I picked this one up as part of my continuing efforts to read all the winners of the Giller prize. (I've read 12, I think, of 16.) MG Vassanji is a two-time winner of the prize and his other winner, The Book of Secrets, is still on my to-be-read pile. (It's also on my mental to-be-bought list, but one day...)
From The New Yorker, a description: In this novel set among Kenya's Indian diaspora, two ill-fated loves—Vikram Lall's for a young English girl, his sister's for a young African man—symbolize their family's tenuous social position as neither privileged oppressor nor righteous oppressed. Vikram, now in exile in Canada, recounts Kenya's painful process of decolonization and his own role laundering money for government officials, an activity that he justifies as the survival tactic of one considered "inherently disloyal" because of his race.
Opening paragraph:
My name is Vikram Lall.

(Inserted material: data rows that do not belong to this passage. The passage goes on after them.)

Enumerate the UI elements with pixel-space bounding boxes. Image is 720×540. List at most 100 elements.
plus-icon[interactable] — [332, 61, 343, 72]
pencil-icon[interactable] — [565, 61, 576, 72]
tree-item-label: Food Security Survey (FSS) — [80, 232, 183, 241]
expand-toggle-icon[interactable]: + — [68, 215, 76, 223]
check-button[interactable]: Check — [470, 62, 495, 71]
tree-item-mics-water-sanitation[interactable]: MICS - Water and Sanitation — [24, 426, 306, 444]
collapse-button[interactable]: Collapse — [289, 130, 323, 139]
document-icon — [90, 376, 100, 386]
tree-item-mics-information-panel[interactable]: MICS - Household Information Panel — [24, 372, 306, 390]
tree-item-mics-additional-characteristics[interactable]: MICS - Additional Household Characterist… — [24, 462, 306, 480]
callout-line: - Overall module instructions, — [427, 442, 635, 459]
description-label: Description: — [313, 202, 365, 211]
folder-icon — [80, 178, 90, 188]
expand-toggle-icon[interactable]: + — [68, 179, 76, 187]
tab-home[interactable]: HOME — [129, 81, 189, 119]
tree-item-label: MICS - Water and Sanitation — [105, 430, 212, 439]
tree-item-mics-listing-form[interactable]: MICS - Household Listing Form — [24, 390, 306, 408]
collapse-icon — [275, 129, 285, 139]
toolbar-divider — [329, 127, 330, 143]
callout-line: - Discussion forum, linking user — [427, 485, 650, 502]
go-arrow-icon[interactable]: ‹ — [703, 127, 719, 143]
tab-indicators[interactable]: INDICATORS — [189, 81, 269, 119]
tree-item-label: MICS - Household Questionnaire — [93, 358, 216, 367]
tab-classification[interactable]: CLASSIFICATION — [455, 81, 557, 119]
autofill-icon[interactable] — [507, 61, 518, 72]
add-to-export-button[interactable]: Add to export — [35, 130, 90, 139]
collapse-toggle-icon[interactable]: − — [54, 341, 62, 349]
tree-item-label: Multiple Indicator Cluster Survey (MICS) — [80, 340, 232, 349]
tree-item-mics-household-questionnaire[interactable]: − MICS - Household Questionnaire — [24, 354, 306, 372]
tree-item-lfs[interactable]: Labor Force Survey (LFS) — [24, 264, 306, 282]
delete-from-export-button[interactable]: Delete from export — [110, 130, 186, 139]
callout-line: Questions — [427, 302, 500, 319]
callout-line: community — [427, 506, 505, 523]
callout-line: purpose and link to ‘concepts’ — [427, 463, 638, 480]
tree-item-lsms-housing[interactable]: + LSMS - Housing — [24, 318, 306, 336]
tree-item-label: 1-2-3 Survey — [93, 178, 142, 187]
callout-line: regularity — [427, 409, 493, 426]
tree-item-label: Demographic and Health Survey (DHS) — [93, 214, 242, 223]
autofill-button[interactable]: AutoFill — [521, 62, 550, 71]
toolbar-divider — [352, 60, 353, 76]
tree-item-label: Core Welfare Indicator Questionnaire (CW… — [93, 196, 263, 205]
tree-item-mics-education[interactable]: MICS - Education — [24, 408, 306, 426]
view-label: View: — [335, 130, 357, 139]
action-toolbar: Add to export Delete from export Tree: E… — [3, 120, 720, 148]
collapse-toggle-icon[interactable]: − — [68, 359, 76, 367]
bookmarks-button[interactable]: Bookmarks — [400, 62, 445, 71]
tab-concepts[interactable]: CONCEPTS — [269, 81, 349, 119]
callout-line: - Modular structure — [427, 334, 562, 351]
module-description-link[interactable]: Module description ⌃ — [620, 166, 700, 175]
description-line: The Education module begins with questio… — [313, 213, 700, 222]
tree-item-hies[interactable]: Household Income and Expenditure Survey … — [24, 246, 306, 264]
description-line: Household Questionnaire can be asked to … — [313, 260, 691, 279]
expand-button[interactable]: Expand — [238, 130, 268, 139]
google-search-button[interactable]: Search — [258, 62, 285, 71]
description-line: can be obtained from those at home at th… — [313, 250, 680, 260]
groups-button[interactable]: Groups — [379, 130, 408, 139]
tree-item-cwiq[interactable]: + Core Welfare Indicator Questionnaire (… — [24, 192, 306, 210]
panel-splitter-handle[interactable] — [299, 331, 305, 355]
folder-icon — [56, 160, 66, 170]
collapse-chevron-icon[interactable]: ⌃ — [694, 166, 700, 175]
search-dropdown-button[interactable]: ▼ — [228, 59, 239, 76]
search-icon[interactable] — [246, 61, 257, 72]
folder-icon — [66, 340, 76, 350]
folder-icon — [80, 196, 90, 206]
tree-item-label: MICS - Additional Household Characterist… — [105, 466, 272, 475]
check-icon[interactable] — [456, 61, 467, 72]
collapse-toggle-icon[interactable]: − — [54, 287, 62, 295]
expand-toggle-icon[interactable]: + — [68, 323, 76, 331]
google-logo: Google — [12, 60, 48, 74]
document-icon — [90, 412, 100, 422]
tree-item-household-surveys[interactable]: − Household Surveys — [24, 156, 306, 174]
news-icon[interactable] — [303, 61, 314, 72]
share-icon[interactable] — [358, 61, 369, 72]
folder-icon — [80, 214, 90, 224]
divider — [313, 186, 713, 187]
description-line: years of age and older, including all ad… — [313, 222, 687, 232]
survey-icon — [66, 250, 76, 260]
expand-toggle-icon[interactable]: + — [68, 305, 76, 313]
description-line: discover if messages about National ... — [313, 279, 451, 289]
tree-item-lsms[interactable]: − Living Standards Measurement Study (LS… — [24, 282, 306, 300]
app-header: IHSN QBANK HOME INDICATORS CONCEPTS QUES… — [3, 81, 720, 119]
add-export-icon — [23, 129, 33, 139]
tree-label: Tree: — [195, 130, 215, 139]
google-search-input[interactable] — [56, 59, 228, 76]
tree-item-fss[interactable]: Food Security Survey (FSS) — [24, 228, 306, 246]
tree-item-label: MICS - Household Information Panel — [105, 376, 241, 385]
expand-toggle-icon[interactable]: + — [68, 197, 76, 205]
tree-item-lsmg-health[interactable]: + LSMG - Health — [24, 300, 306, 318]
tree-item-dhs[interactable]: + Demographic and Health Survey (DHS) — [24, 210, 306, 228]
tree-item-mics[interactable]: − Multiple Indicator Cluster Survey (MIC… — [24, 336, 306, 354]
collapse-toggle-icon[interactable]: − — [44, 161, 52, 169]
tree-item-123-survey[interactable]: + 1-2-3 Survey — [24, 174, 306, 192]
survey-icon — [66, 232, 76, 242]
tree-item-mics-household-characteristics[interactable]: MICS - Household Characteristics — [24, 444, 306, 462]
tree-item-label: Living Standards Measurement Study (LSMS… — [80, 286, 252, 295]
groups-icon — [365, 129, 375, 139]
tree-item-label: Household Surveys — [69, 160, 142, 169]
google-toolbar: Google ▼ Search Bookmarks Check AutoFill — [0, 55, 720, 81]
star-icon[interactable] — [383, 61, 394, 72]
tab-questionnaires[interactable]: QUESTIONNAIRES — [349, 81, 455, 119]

I have the distinction of having been numbered one of Africa's most corrupt men, a cheat of monstrous and reptilian cunning. To me has been attributed the emptying of a large part of my troubled country's treasury in recent years. I head my country's List of Shame. These and other descriptions actually flatter my intelligence, if not my moral sensibility. But I do not intend here to defend myself or even seek redemption through confession; I simply crave to tell my story. In this clement retreat to which I have withdrawn myself, away from the torrid current temper of my country, I find myself with all the time and seclusion I may ever need for my purpose. I have even come upon a small revelation – and as I proceed daily to recall and reflect, and lay out on the page, it is with an increasing conviction of its truth, that if more of us told our stories to each other, where I come from, we would be a far happier and less nervous people.
I enjoyed this book; I wasn't sure if I would. It has a sort of slow movement and beginning, a sort of memoir of someone you're not sure you're interested in knowing. But then the background and the history, the Mau Mau Uprising and then Independence and the corruption later began to interest me, as well as the in-betweenness of Vikram and his family - Indians who consider themselves African, but who nevertheless do not seem to belong in the country they call home.
I think what keeps me from giving this book a higher rating is the dispassionate retelling of the story. Vikram does talk about his coldness, but somehow his disengagement kept me just that much disengaged as well.
MG Vassanji is the author of several novels and a couple books of short stories, including The Book of Secrets, The Assassin's Song, and When She was Queen. Vassanji has won the Giller prize (twice, for this and for The Book of Secrets, as well as The Commonwealth Writers Prize. MG Vassanji's website can be found here.
Vassanji, MG. The In-Between World of Vikram Lall. Toronto: Anchor Canada, 2004.
Finished: 28 May 2009
Rating: 4 of 5
This was 3rd book in May and my 17th in 2009.
*Psst... my ratings are numbered 1-5, meaning something like 1=sucky, 2=meh, 3=okay, 4=good, 5=great.